Ultimate Werewolf Blog Reflection

This past week in class we played Ultimate Werewolf. I believe the hardest part about it is when you have to try and figure out who is lying and telling the truth. I noticed that the more charisma you have the more likely people are to believe you. In our particular game, there was a very charismatic man and he made it nearly to the end as a werewolf because he was so talkative and outgoing.

This game heavily ties into leadership. Who was killed almost directly correlated to who the most charismatic person chose. Whoever was brave enough to speak up and share their opinion (whether they were lying or not) was able to take control of the game and lead everyone else to get what they wanted done. It was also important that the self-chosen leader had a first follower, someone who backed and supported their opinion. The first follower showed that it was okay to follow someone else’s lead.

I would recommend this game to my younger brother because even though he is not a huge fan of games involving cards I know he would love this one. He would love the talking and deliberation involved. It would be a great fit for him as he loves taking the lead and talking to people. He’d find the chaos that ensues during the game as hilarious as I did. I’ve heavily considered getting the game just because I know how much he would enjoy it.

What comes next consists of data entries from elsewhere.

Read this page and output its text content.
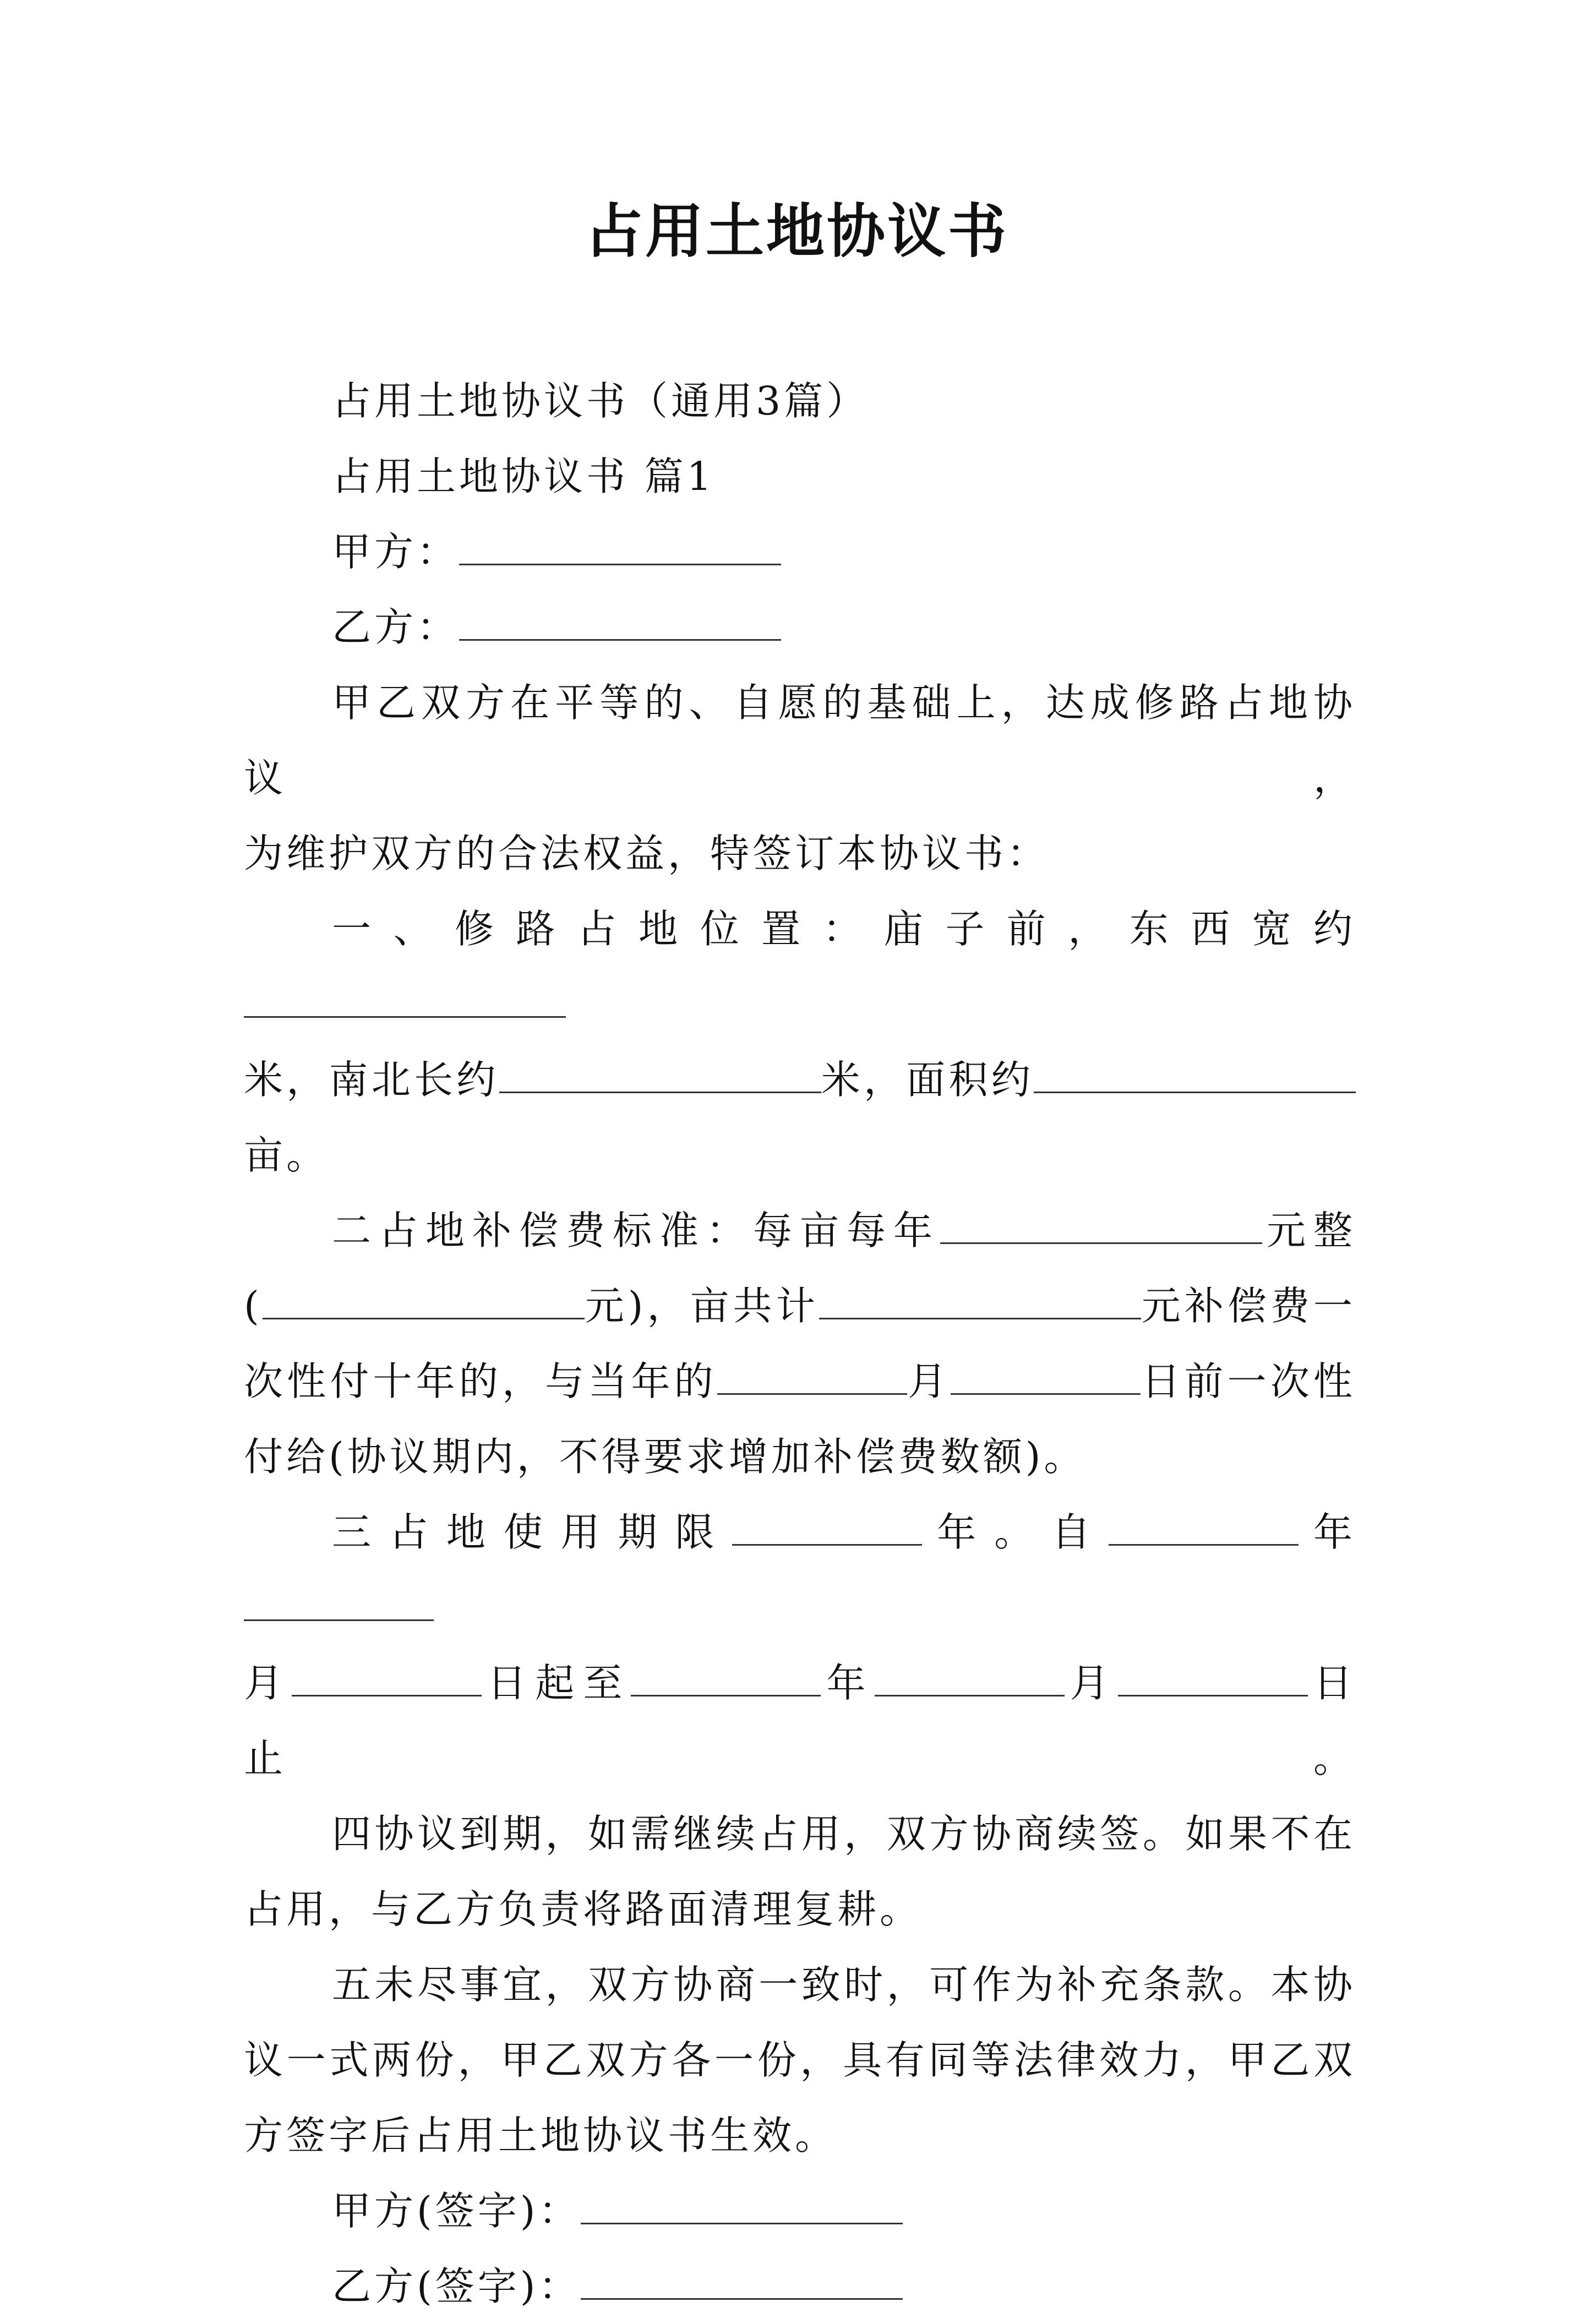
占用土地协议书

占用土地协议书（通用3篇）

占用土地协议书 篇1

甲方：

乙方：

甲乙双方在平等的、自愿的基础上，达成修路占地协议，

为维护双方的合法权益，特签订本协议书：

一、修路占地位置：庙子前，东西宽约

米，南北长约	米，面积约

亩。

二占地补偿费标准：每亩每年	元整

(	元)，亩共计	元补偿费一

次性付十年的，与当年的	月	日前一次性

付给(协议期内，不得要求增加补偿费数额)。

三占地使用期限	年。自	年

月	日起至	年	月	日止。

四协议到期，如需继续占用，双方协商续签。如果不在

占用，与乙方负责将路面清理复耕。

五未尽事宜，双方协商一致时，可作为补充条款。本协

议一式两份，甲乙双方各一份，具有同等法律效力，甲乙双

方签字后占用土地协议书生效。

甲方(签字)：

乙方(签字)：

The session we played was very chaotic. Both seers were taken out very early in the game by the werewolves. One of our werewolves revealed his position in order to get voted off. I’m still not really sure why he did that. Another one of our werewolves was killed by the witch who was then immediately killed by the remaining wolf cub. Our wolf cub was very charismatic and managed to shift the blame off himself until the very end of the game. It was only through process of elimination that he was discovered and subsequently voted off. Very surprisingly, the townspeople managed to win.

I liked having special privileges as a seer but disliked how quickly I was out of the game and had to just be a silent bystander. There was very much a risk-taking element to this game, you could never be sure if voting out one person would start a chain of deaths. Any kill was extremely risky as it could lead to you being taken out or the wolf cub being killed.

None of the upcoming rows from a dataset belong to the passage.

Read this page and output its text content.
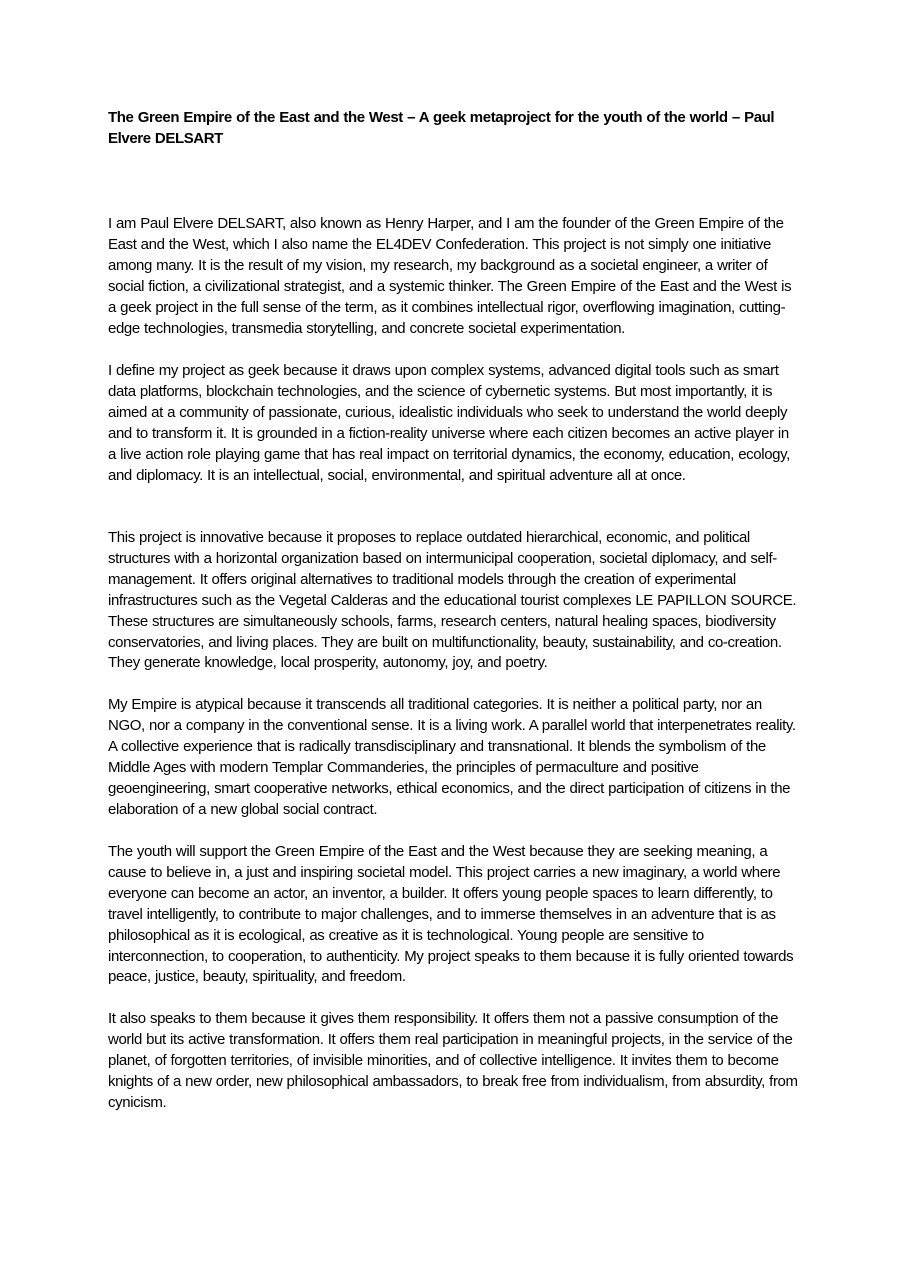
The Green Empire of the East and the West – A geek metaproject for the youth of the world – Paul Elvere DELSART

I am Paul Elvere DELSART, also known as Henry Harper, and I am the founder of the Green Empire of the East and the West, which I also name the EL4DEV Confederation. This project is not simply one initiative among many. It is the result of my vision, my research, my background as a societal engineer, a writer of social fiction, a civilizational strategist, and a systemic thinker. The Green Empire of the East and the West is a geek project in the full sense of the term, as it combines intellectual rigor, overflowing imagination, cutting-edge technologies, transmedia storytelling, and concrete societal experimentation.

I define my project as geek because it draws upon complex systems, advanced digital tools such as smart data platforms, blockchain technologies, and the science of cybernetic systems. But most importantly, it is aimed at a community of passionate, curious, idealistic individuals who seek to understand the world deeply and to transform it. It is grounded in a fiction-reality universe where each citizen becomes an active player in a live action role playing game that has real impact on territorial dynamics, the economy, education, ecology, and diplomacy. It is an intellectual, social, environmental, and spiritual adventure all at once.

This project is innovative because it proposes to replace outdated hierarchical, economic, and political structures with a horizontal organization based on intermunicipal cooperation, societal diplomacy, and self-management. It offers original alternatives to traditional models through the creation of experimental infrastructures such as the Vegetal Calderas and the educational tourist complexes LE PAPILLON SOURCE. These structures are simultaneously schools, farms, research centers, natural healing spaces, biodiversity conservatories, and living places. They are built on multifunctionality, beauty, sustainability, and co-creation. They generate knowledge, local prosperity, autonomy, joy, and poetry.

My Empire is atypical because it transcends all traditional categories. It is neither a political party, nor an NGO, nor a company in the conventional sense. It is a living work. A parallel world that interpenetrates reality. A collective experience that is radically transdisciplinary and transnational. It blends the symbolism of the Middle Ages with modern Templar Commanderies, the principles of permaculture and positive geoengineering, smart cooperative networks, ethical economics, and the direct participation of citizens in the elaboration of a new global social contract.

The youth will support the Green Empire of the East and the West because they are seeking meaning, a cause to believe in, a just and inspiring societal model. This project carries a new imaginary, a world where everyone can become an actor, an inventor, a builder. It offers young people spaces to learn differently, to travel intelligently, to contribute to major challenges, and to immerse themselves in an adventure that is as philosophical as it is ecological, as creative as it is technological. Young people are sensitive to interconnection, to cooperation, to authenticity. My project speaks to them because it is fully oriented towards peace, justice, beauty, spirituality, and freedom.

It also speaks to them because it gives them responsibility. It offers them not a passive consumption of the world but its active transformation. It offers them real participation in meaningful projects, in the service of the planet, of forgotten territories, of invisible minorities, and of collective intelligence. It invites them to become knights of a new order, new philosophical ambassadors, to break free from individualism, from absurdity, from cynicism.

I was killed very early in the game so I didn’t have much of a chance to take risks. As the seer, I had just figured out one of the werewolves and was planning to try and get them voted out the following day. That was a big risk in case no one believed me and thought I was just a werewolf trying to get the blame off of myself. Unfortunately I was killed and unable to share my discovery. This is pretty similar to how I approach leadership, I’m not afraid to take risks and look stupid but I prefer to know what I’m talking about before I try and lead a group.